Oscar and Francisca Chacon are one of the only micro millers to produce certified organic coffee in Costa Rica. Their high grade coffees and experimental processing methods have made the Las Lajas coffees highly sought after in recent years. The extended yellow honey is special processing method from the Beneficio Las Lajas - this method accentuates the floral and citric notes in the coffee. We were stoked to be able to get our hands on a small shipment of this tasty micro lot and we hope you enjoy it.

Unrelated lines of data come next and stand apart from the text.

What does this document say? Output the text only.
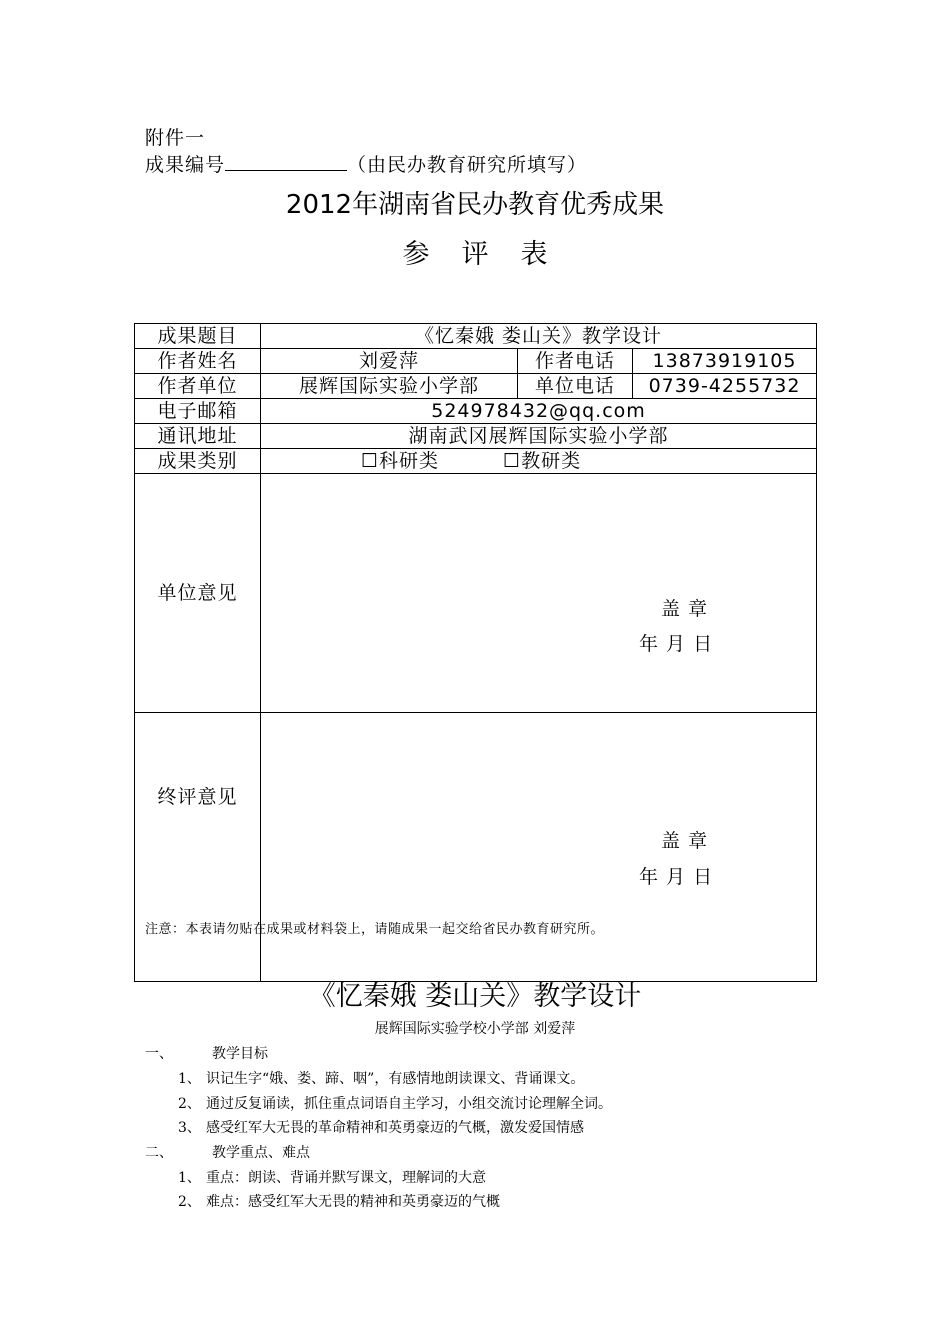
附件一
成果编号	（由民办教育研究所填写）
2012年湖南省民办教育优秀成果
参 评 表
成果题目	《忆秦娥 娄山关》教学设计		
作者姓名	刘爱萍	作者电话	13873919105
作者单位	展辉国际实验小学部	单位电话	0739-4255732
电子邮箱	524978432@qq.com		
通讯地址	湖南武冈展辉国际实验小学部		
成果类别	☐科研类 ☐教研类		
单位意见	盖 章
年 月 日		

终评意见	盖 章
年 月 日		
注意：本表请勿贴在成果或材料袋上，请随成果一起交给省民办教育研究所。
《忆秦娥 娄山关》教学设计
展辉国际实验学校小学部 刘爱萍
一、	教学目标
1、 识记生字“娥、娄、蹄、咽”，有感情地朗读课文、背诵课文。
2、 通过反复诵读，抓住重点词语自主学习，小组交流讨论理解全词。
3、 感受红军大无畏的革命精神和英勇豪迈的气概，激发爱国情感
二、	教学重点、难点
1、 重点：朗读、背诵并默写课文，理解词的大意
2、 难点：感受红军大无畏的精神和英勇豪迈的气概
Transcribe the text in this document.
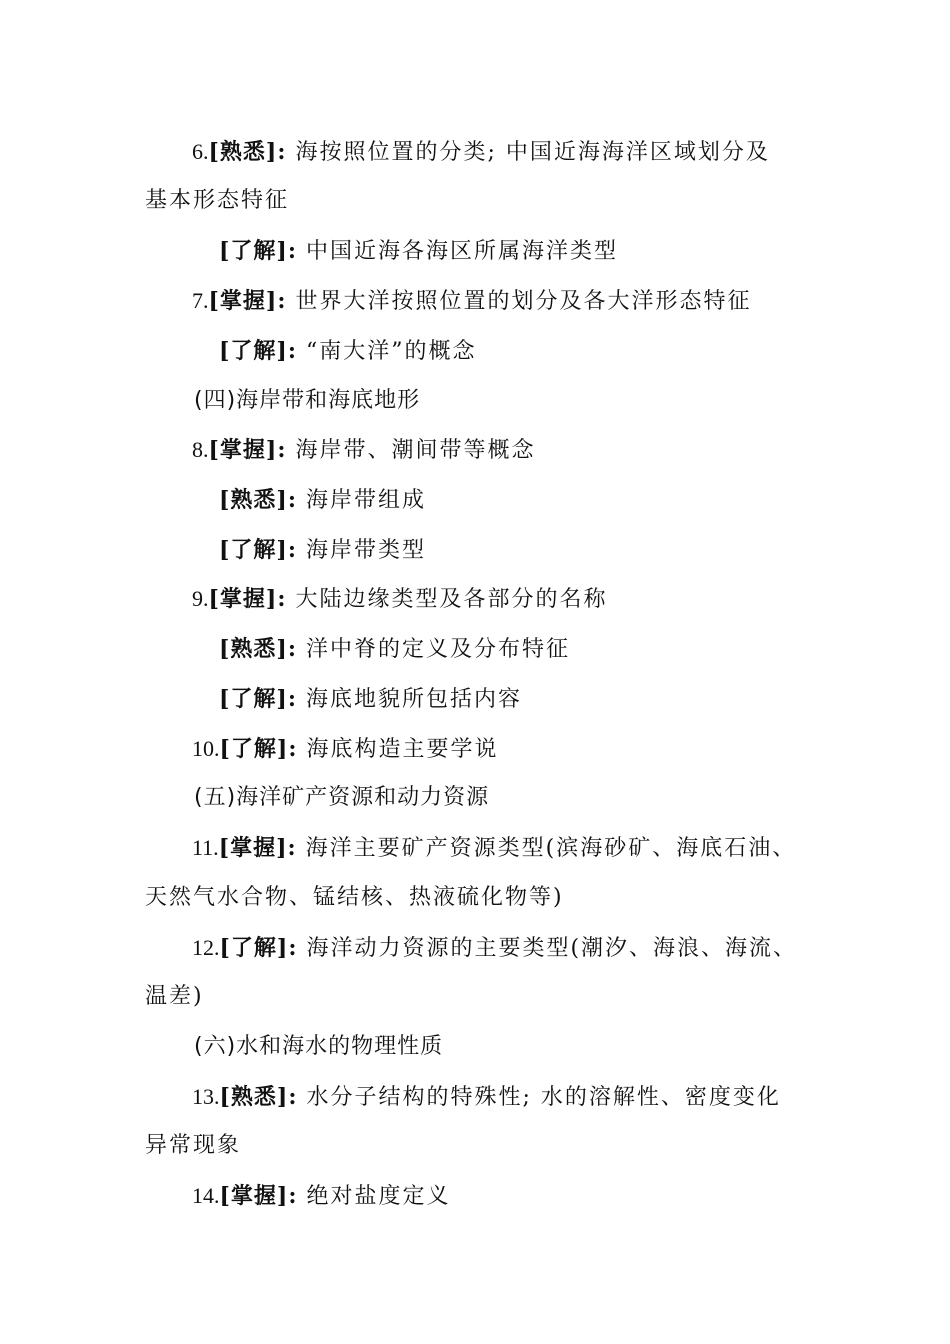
6.[熟悉]: 海按照位置的分类; 中国近海海洋区域划分及
基本形态特征
[了解]: 中国近海各海区所属海洋类型
7.[掌握]: 世界大洋按照位置的划分及各大洋形态特征
[了解]: “南大洋”的概念
(四)海岸带和海底地形
8.[掌握]: 海岸带、潮间带等概念
[熟悉]: 海岸带组成
[了解]: 海岸带类型
9.[掌握]: 大陆边缘类型及各部分的名称
[熟悉]: 洋中脊的定义及分布特征
[了解]: 海底地貌所包括内容
10.[了解]: 海底构造主要学说
(五)海洋矿产资源和动力资源
11.[掌握]: 海洋主要矿产资源类型(滨海砂矿、海底石油、
天然气水合物、锰结核、热液硫化物等)
12.[了解]: 海洋动力资源的主要类型(潮汐、海浪、海流、
温差)
(六)水和海水的物理性质
13.[熟悉]: 水分子结构的特殊性; 水的溶解性、密度变化
异常现象
14.[掌握]: 绝对盐度定义
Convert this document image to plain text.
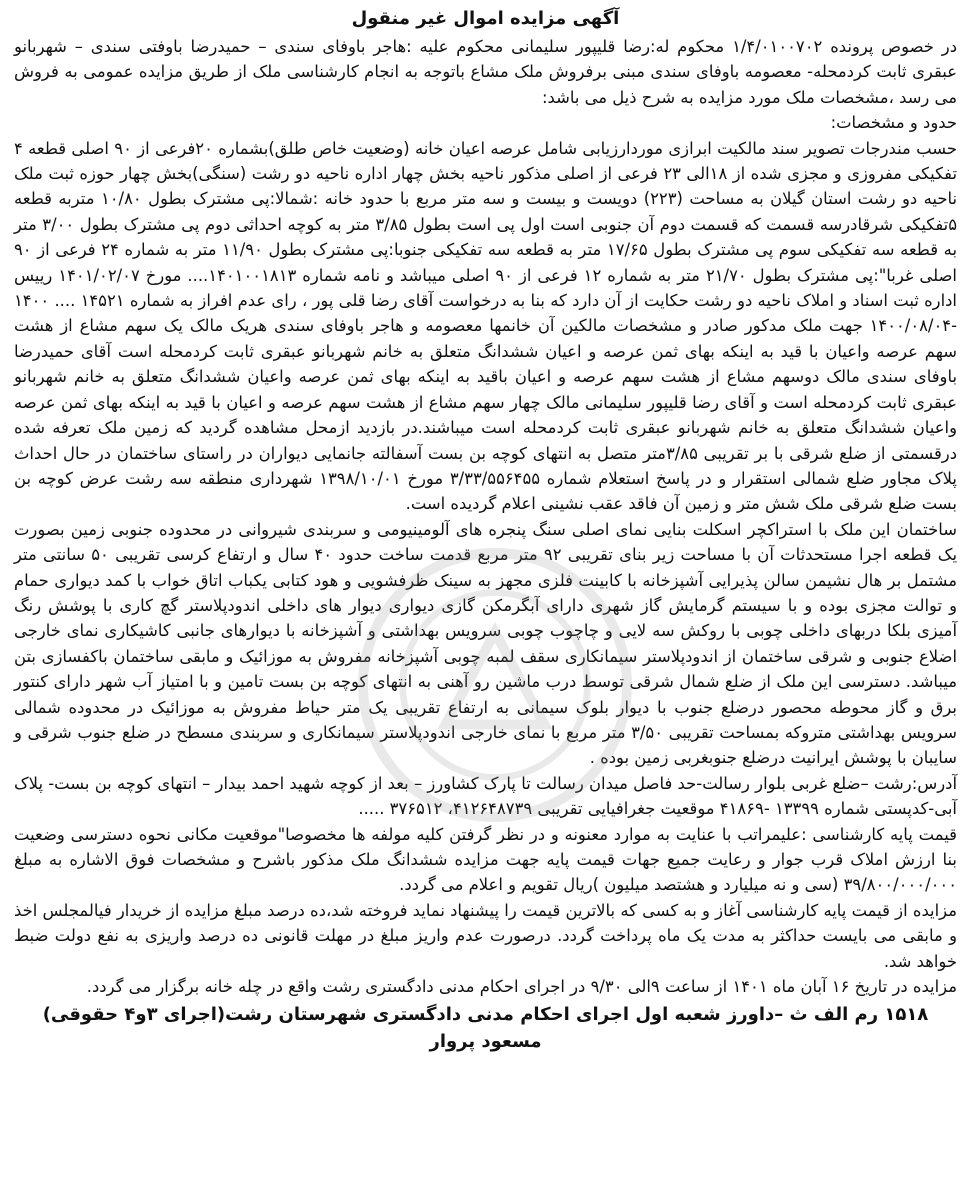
آگهی مزایده اموال غیر منقول

در خصوص پرونده ۱/۴/۰۱۰۰۷۰۲ محکوم له:رضا قلیپور سلیمانی محکوم علیه :هاجر باوفای سندی – حمیدرضا باوفتی سندی – شهربانو عبقری ثابت کردمحله- معصومه باوفای سندی مبنی برفروش ملک مشاع باتوجه به انجام کارشناسی ملک از طریق مزایده عمومی به فروش می رسد ،مشخصات ملک مورد مزایده به شرح ذیل می باشد:

حدود و مشخصات:

حسب مندرجات تصویر سند مالکیت ابرازی موردارزیابی شامل عرصه اعیان خانه (وضعیت خاص طلق)بشماره ۲۰فرعی از ۹۰ اصلی قطعه ۴ تفکیکی مفروزی و مجزی شده از ۱۸الی ۲۳ فرعی از اصلی مذکور ناحیه بخش چهار اداره ناحیه دو رشت (سنگی)بخش چهار حوزه ثبت ملک ناحیه دو رشت استان گیلان به مساحت (۲۲۳) دویست و بیست و سه متر مربع با حدود خانه :شمالا:پی مشترک بطول ۱۰/۸۰ متربه قطعه ۵تفکیکی شرقادرسه قسمت که قسمت دوم آن جنوبی است اول پی است بطول ۳/۸۵ متر به کوچه احداثی دوم پی مشترک بطول ۳/۰۰ متر به قطعه سه تفکیکی سوم پی مشترک بطول ۱۷/۶۵ متر به قطعه سه تفکیکی جنوبا:پی مشترک بطول ۱۱/۹۰ متر به شماره ۲۴ فرعی از ۹۰ اصلی غربا":پی مشترک بطول ۲۱/۷۰ متر به شماره ۱۲ فرعی از ۹۰ اصلی میباشد و نامه شماره ۱۴۰۱۰۰۱۸۱۳.... مورخ ۱۴۰۱/۰۲/۰۷ رییس اداره ثبت اسناد و املاک ناحیه دو رشت حکایت از آن دارد که بنا به درخواست آقای رضا قلی پور ، رای عدم افراز به شماره ۱۴۵۲۱ .... ۱۴۰۰ -۱۴۰۰/۰۸/۰۴ جهت ملک مدکور صادر و مشخصات مالکین آن خانمها معصومه و هاجر باوفای سندی هریک مالک یک سهم مشاع از هشت سهم عرصه واعیان با قید به اینکه بهای ثمن عرصه و اعیان ششدانگ متعلق به خانم شهربانو عبقری ثابت کردمحله است آقای حمیدرضا باوفای سندی مالک دوسهم مشاع از هشت سهم عرصه و اعیان باقید به اینکه بهای ثمن عرصه واعیان ششدانگ متعلق به خانم شهربانو عبقری ثابت کردمحله است و آقای رضا قلیپور سلیمانی مالک چهار سهم مشاع از هشت سهم عرصه و اعیان با قید به اینکه بهای ثمن عرصه واعیان ششدانگ متعلق به خانم شهربانو عبقری ثابت کردمحله است میباشند.در بازدید ازمحل مشاهده گردید که زمین ملک تعرفه شده درقسمتی از ضلع شرقی با بر تقریبی ۳/۸۵متر متصل به انتهای کوچه بن بست آسفالته جانمایی دیواران در راستای ساختمان در حال احداث پلاک مجاور ضلع شمالی استقرار و در پاسخ استعلام شماره ۳/۳۳/۵۵۶۴۵۵ مورخ ۱۳۹۸/۱۰/۰۱ شهرداری منطقه سه رشت عرض کوچه بن بست ضلع شرقی ملک شش متر و زمین آن فاقد عقب نشینی اعلام گردیده است.

ساختمان این ملک با استراکچر اسکلت بنایی نمای اصلی سنگ پنجره های آلومینیومی و سربندی شیروانی در محدوده جنوبی زمین بصورت یک قطعه اجرا مستحدثات آن با مساحت زیر بنای تقریبی ۹۲ متر مربع قدمت ساخت حدود ۴۰ سال و ارتفاع کرسی تقریبی ۵۰ سانتی متر مشتمل بر هال نشیمن سالن پذیرایی آشپزخانه با کابینت فلزی مجهز به سینک ظرفشویی و هود کتابی یکباب اتاق خواب با کمد دیواری حمام و توالت مجزی بوده و با سیستم گرمایش گاز شهری دارای آبگرمکن گازی دیواری دیوار های داخلی اندودپلاستر گچ کاری با پوشش رنگ آمیزی بلکا دربهای داخلی چوبی با روکش سه لایی و چاچوب چوبی سرویس بهداشتی و آشپزخانه با دیوارهای جانبی کاشیکاری نمای خارجی اضلاع جنوبی و شرقی ساختمان از اندودپلاستر سیمانکاری سقف لمبه چوبی آشپزخانه مفروش به موزائیک و مابقی ساختمان باکفسازی بتن میباشد. دسترسی این ملک از ضلع شمال شرقی توسط درب ماشین رو آهنی به انتهای کوچه بن بست تامین و با امتیاز آب شهر دارای کنتور برق و گاز محوطه محصور درضلع جنوب با دیوار بلوک سیمانی به ارتفاع تقریبی یک متر حیاط مفروش به موزائیک در محدوده شمالی سرویس بهداشتی متروکه بمساحت تقریبی ۳/۵۰ متر مربع با نمای خارجی اندودپلاستر سیمانکاری و سربندی مسطح در ضلع جنوب شرقی و سایبان با پوشش ایرانیت درضلع جنوبغربی زمین بوده .

آدرس:رشت –ضلع غربی بلوار رسالت-حد فاصل میدان رسالت تا پارک کشاورز – بعد از کوچه شهید احمد بیدار – انتهای کوچه بن بست- پلاک آبی-کدپستی شماره ۱۳۳۹۹ -۴۱۸۶۹ موقعیت جغرافیایی تقریبی ۴۱۲۶۴۸۷۳۹، ۳۷۶۵۱۲ .....

قیمت پایه کارشناسی :علیمراتب با عنایت به موارد معنونه و در نظر گرفتن کلیه مولفه ها مخصوصا"موقعیت مکانی نحوه دسترسی وضعیت بنا ارزش املاک قرب جوار و رعایت جمیع جهات قیمت پایه جهت مزایده ششدانگ ملک مذکور باشرح و مشخصات فوق الاشاره به مبلغ ۳۹/۸۰۰/۰۰۰/۰۰۰ (سی و نه میلیارد و هشتصد میلیون )ریال تقویم و اعلام می گردد.

مزایده از قیمت پایه کارشناسی آغاز و به کسی که بالاترین قیمت را پیشنهاد نماید فروخته شد،ده درصد مبلغ مزایده از خریدار فیالمجلس اخذ و مابقی می بایست حداکثر به مدت یک ماه پرداخت گردد. درصورت عدم واریز مبلغ در مهلت قانونی ده درصد واریزی به نفع دولت ضبط خواهد شد.

مزایده در تاریخ ۱۶ آبان ماه ۱۴۰۱ از ساعت ۹الی ۹/۳۰ در اجرای احکام مدنی دادگستری رشت واقع در چله خانه برگزار می گردد.

۱۵۱۸ رم الف ث –داورز شعبه اول اجرای احکام مدنی دادگستری شهرستان رشت(اجرای ۳و۴ حقوقی)
مسعود پروار
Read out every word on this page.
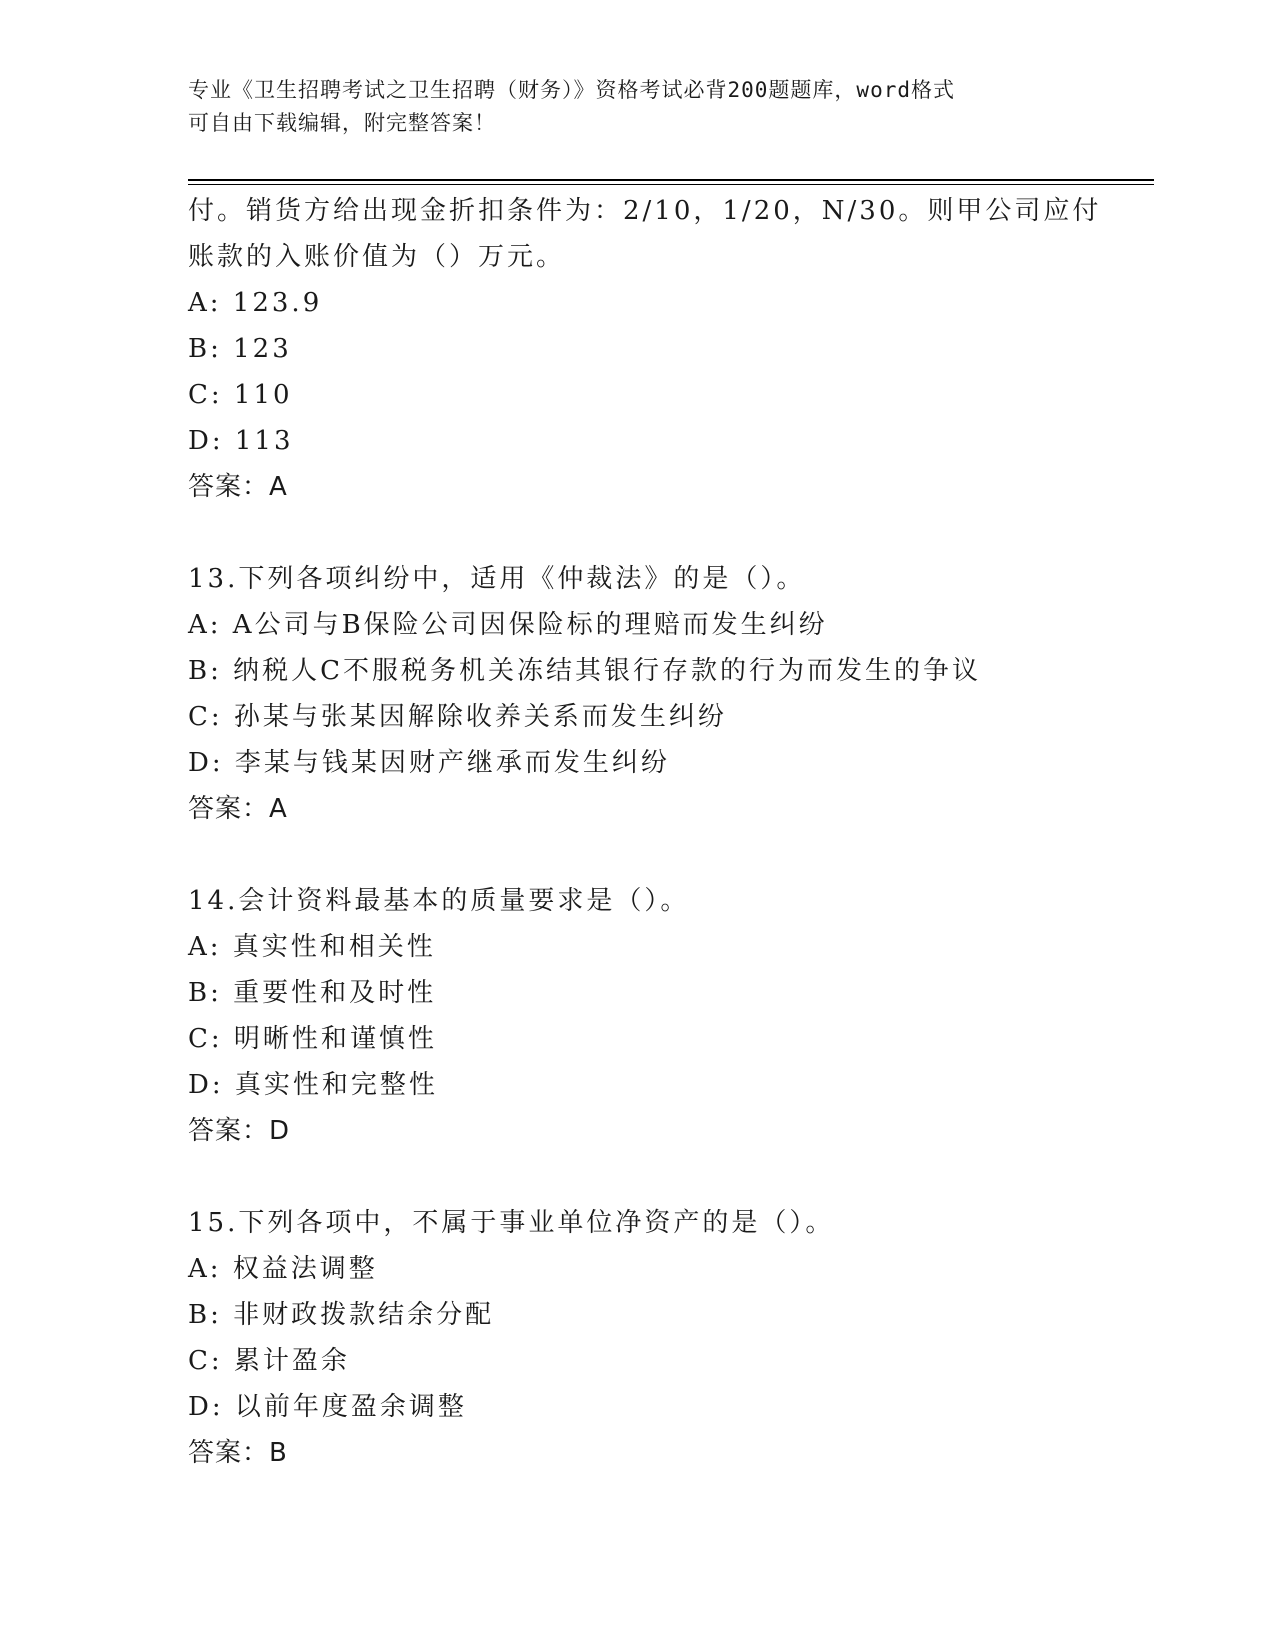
专业《卫生招聘考试之卫生招聘（财务）》资格考试必背200题题库，word格式
可自由下载编辑，附完整答案！
付。销货方给出现金折扣条件为：2/10，1/20，N/30。则甲公司应付
账款的入账价值为（）万元。
A: 123.9
B: 123
C: 110
D: 113
答案：A
13.下列各项纠纷中，适用《仲裁法》的是（）。
A: A公司与B保险公司因保险标的理赔而发生纠纷
B: 纳税人C不服税务机关冻结其银行存款的行为而发生的争议
C: 孙某与张某因解除收养关系而发生纠纷
D: 李某与钱某因财产继承而发生纠纷
答案：A
14.会计资料最基本的质量要求是（）。
A: 真实性和相关性
B: 重要性和及时性
C: 明晰性和谨慎性
D: 真实性和完整性
答案：D
15.下列各项中，不属于事业单位净资产的是（）。
A: 权益法调整
B: 非财政拨款结余分配
C: 累计盈余
D: 以前年度盈余调整
答案：B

Aromas of tropical fruit with notes of passion fruit, pineapple and a milk chocolate finish.

Roasters Notes

Out of all the filter coffees we’ve roasted, this particular bean has the highest moisture and density figures. This means in the drum we require a larger proportion of heat than normal at the beginning of the roast and a faster reduction of heat as the roast progresses through color change. If we aren’t proactive in reducing the heat the coffee will start to "run" (hold its own momentum) at the back end of the roast due to its density. We aim for a profile of 11:15 min with development time ratio around 15%

This coffee was roasted on our 12kg Diedrich.

Brewers Notes

The brew recipe we use for this gem of a coffee is:

15g coffee (coarsely ground) - 230g water

with 30 seconds between each pour, pour 30g - 100g - 50g - 50g

Leaving 30 seconds between each pour provides the balance between flavour and body. Expect aromas of tropical fruit with notes of passion fruit, pineapple and a milk chocolate finish.

Custom Water

We combined 50 ppm Magnesium, 30 ppm Calcium and very low levels of bicarbonate in the water for this coffee. This balances out the dynamic acidity and lifts the sweetness up leaving notes of intense tropical fruits and a sugary candy finish.